During the years ended December 31, 2023 and 2022, the Company had and continues to have operations in China. Operating transactions in China are denominated in the Chinese currency called RMB or CNY, which is not freely convertible into foreign currencies. Operating internationally involves additional risks relating to such things as currency exchange rates, different legal and regulatory environments, political, economic risks relating to the stability or predictability of foreign governments, differences in the manner in which different cultures do business, difficulties in staffing and managing foreign operations, differences in financial reporting, operating difficulties, and other factors.

 

Commercial law is still developing in China and there are limited legal precedents to follow in commercial transactions.
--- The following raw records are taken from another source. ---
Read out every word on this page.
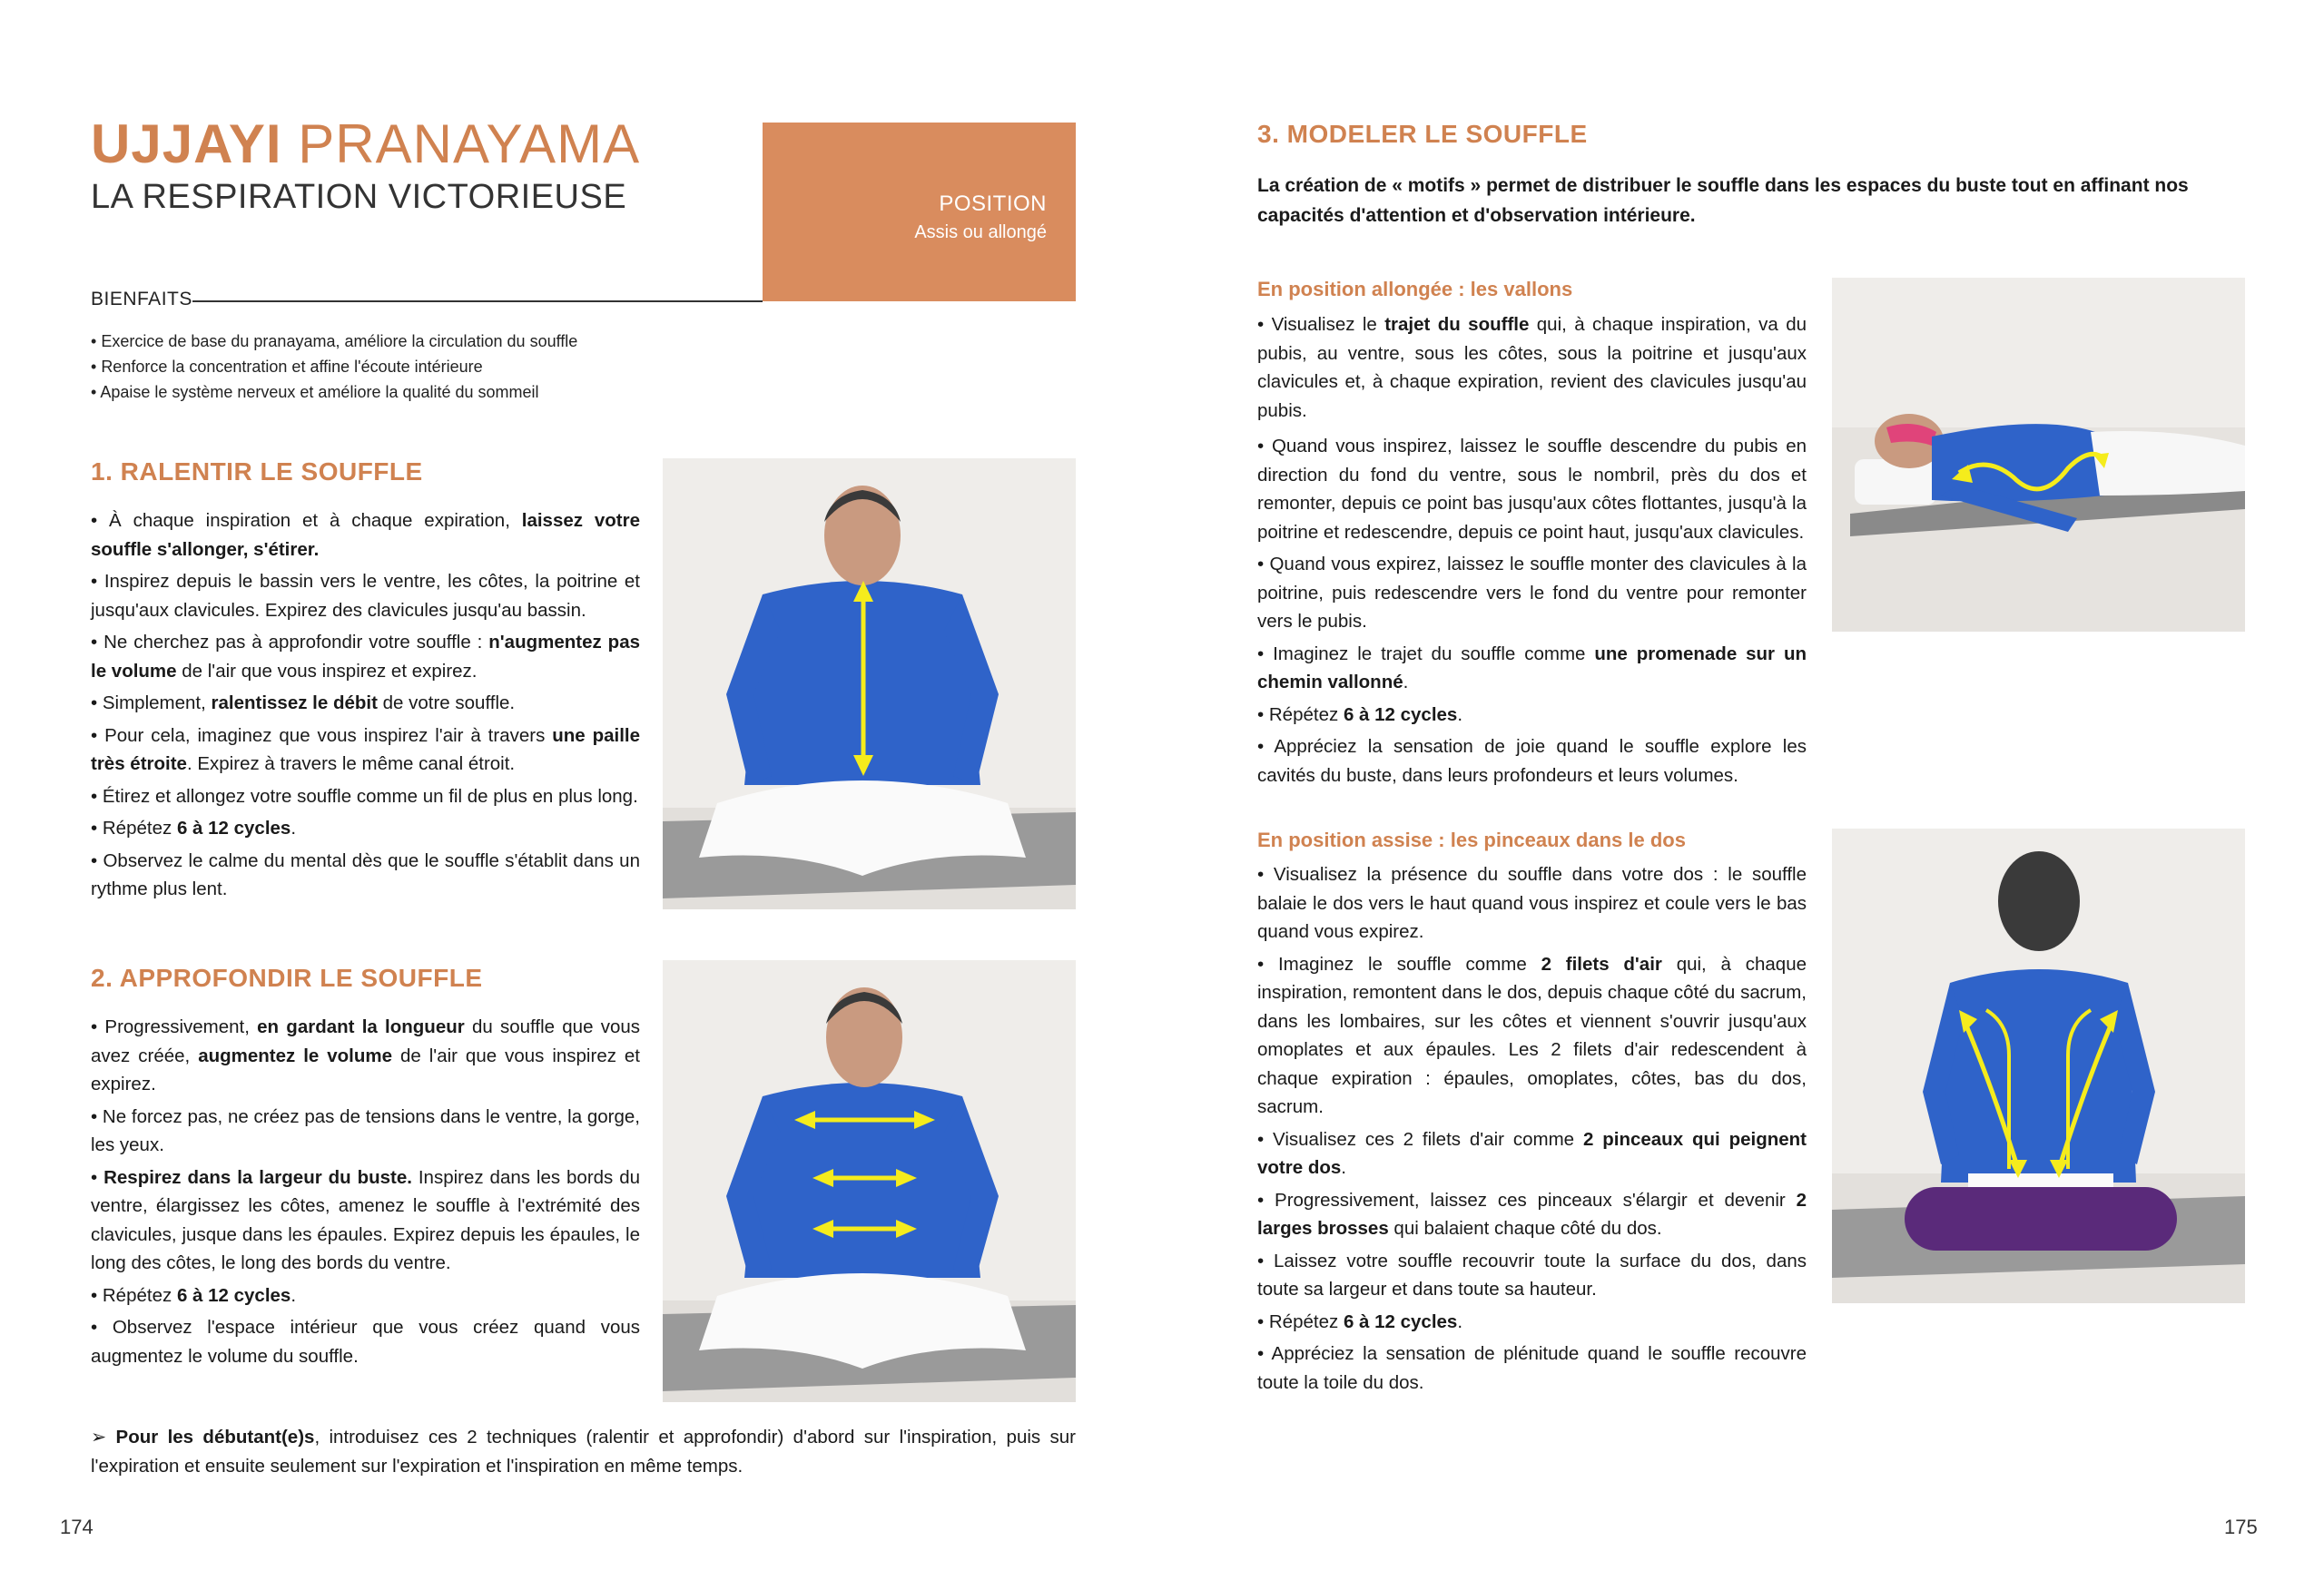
UJJAYI PRANAYAMA
LA RESPIRATION VICTORIEUSE	POSITION
Assis ou allongé
BIENFAITS
• Exercice de base du pranayama, améliore la circulation du souffle
• Renforce la concentration et affine l'écoute intérieure
• Apaise le système nerveux et améliore la qualité du sommeil
1. RALENTIR LE SOUFFLE

• À chaque inspiration et à chaque expiration, laissez votre souffle s'allonger, s'étirer.

• Inspirez depuis le bassin vers le ventre, les côtes, la poitrine et jusqu'aux clavicules. Expirez des clavicules jusqu'au bassin.

• Ne cherchez pas à approfondir votre souffle : n'augmentez pas le volume de l'air que vous inspirez et expirez.

• Simplement, ralentissez le débit de votre souffle.

• Pour cela, imaginez que vous inspirez l'air à travers une paille très étroite. Expirez à travers le même canal étroit.

• Étirez et allongez votre souffle comme un fil de plus en plus long.

• Répétez 6 à 12 cycles.

• Observez le calme du mental dès que le souffle s'établit dans un rythme plus lent.

2. APPROFONDIR LE SOUFFLE

• Progressivement, en gardant la longueur du souffle que vous avez créée, augmentez le volume de l'air que vous inspirez et expirez.

• Ne forcez pas, ne créez pas de tensions dans le ventre, la gorge, les yeux.

• Respirez dans la largeur du buste. Inspirez dans les bords du ventre, élargissez les côtes, amenez le souffle à l'extrémité des clavicules, jusque dans les épaules. Expirez depuis les épaules, le long des côtes, le long des bords du ventre.

• Répétez 6 à 12 cycles.

• Observez l'espace intérieur que vous créez quand vous augmentez le volume du souffle.

➢ Pour les débutant(e)s, introduisez ces 2 techniques (ralentir et approfondir) d'abord sur l'inspiration, puis sur l'expiration et ensuite seulement sur l'expiration et l'inspiration en même temps.
174
3. MODELER LE SOUFFLE
La création de « motifs » permet de distribuer le souffle dans les espaces du buste tout en affinant nos capacités d'attention et d'observation intérieure.
En position allongée : les vallons

• Visualisez le trajet du souffle qui, à chaque inspiration, va du pubis, au ventre, sous les côtes, sous la poitrine et jusqu'aux clavicules et, à chaque expiration, revient des clavicules jusqu'au pubis.

• Quand vous inspirez, laissez le souffle descendre du pubis en direction du fond du ventre, sous le nombril, près du dos et remonter, depuis ce point bas jusqu'aux côtes flottantes, jusqu'à la poitrine et redescendre, depuis ce point haut, jusqu'aux clavicules.

• Quand vous expirez, laissez le souffle monter des clavicules à la poitrine, puis redescendre vers le fond du ventre pour remonter vers le pubis.

• Imaginez le trajet du souffle comme une promenade sur un chemin vallonné.

• Répétez 6 à 12 cycles.

• Appréciez la sensation de joie quand le souffle explore les cavités du buste, dans leurs profondeurs et leurs volumes.

En position assise : les pinceaux dans le dos

• Visualisez la présence du souffle dans votre dos : le souffle balaie le dos vers le haut quand vous inspirez et coule vers le bas quand vous expirez.

• Imaginez le souffle comme 2 filets d'air qui, à chaque inspiration, remontent dans le dos, depuis chaque côté du sacrum, dans les lombaires, sur les côtes et viennent s'ouvrir jusqu'aux omoplates et aux épaules. Les 2 filets d'air redescendent à chaque expiration : épaules, omoplates, côtes, bas du dos, sacrum.

• Visualisez ces 2 filets d'air comme 2 pinceaux qui peignent votre dos.

• Progressivement, laissez ces pinceaux s'élargir et devenir 2 larges brosses qui balaient chaque côté du dos.

• Laissez votre souffle recouvrir toute la surface du dos, dans toute sa largeur et dans toute sa hauteur.

• Répétez 6 à 12 cycles.

• Appréciez la sensation de plénitude quand le souffle recouvre toute la toile du dos.

175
There are many tax jurisdictions, each of which may have changing tax laws. Applicable taxes include value added taxes (“VAT”), Enterprise Income Tax, and social (payroll) taxes. Regulations are often unclear. Tax declarations (reports) are subject to review and taxing authorities may impose fines, penalties and interest. These facts create risks in China.

 

NOTE T - 401(k) PLANS

 

The Company maintains a defined contribution plan to provide retirement benefits for its employees - the Vaso Corporation 401(k) Plan adopted in April 1997. As allowed under Section 401(k) of the Internal Revenue Code, the plan provides tax-deferred salary deductions for eligible employees. Employees are eligible to participate in the next quarter enrollment period after employment and participants may make voluntary contributions to the plan up to 80% of their compensation, subject to applicable IRS annual limitations. The Company doubled its employer match percentage in 2023 and made discretionary contributions of approximately $234,000 and $112,000 in the years ended December 31, 2023 and 2022, respectively.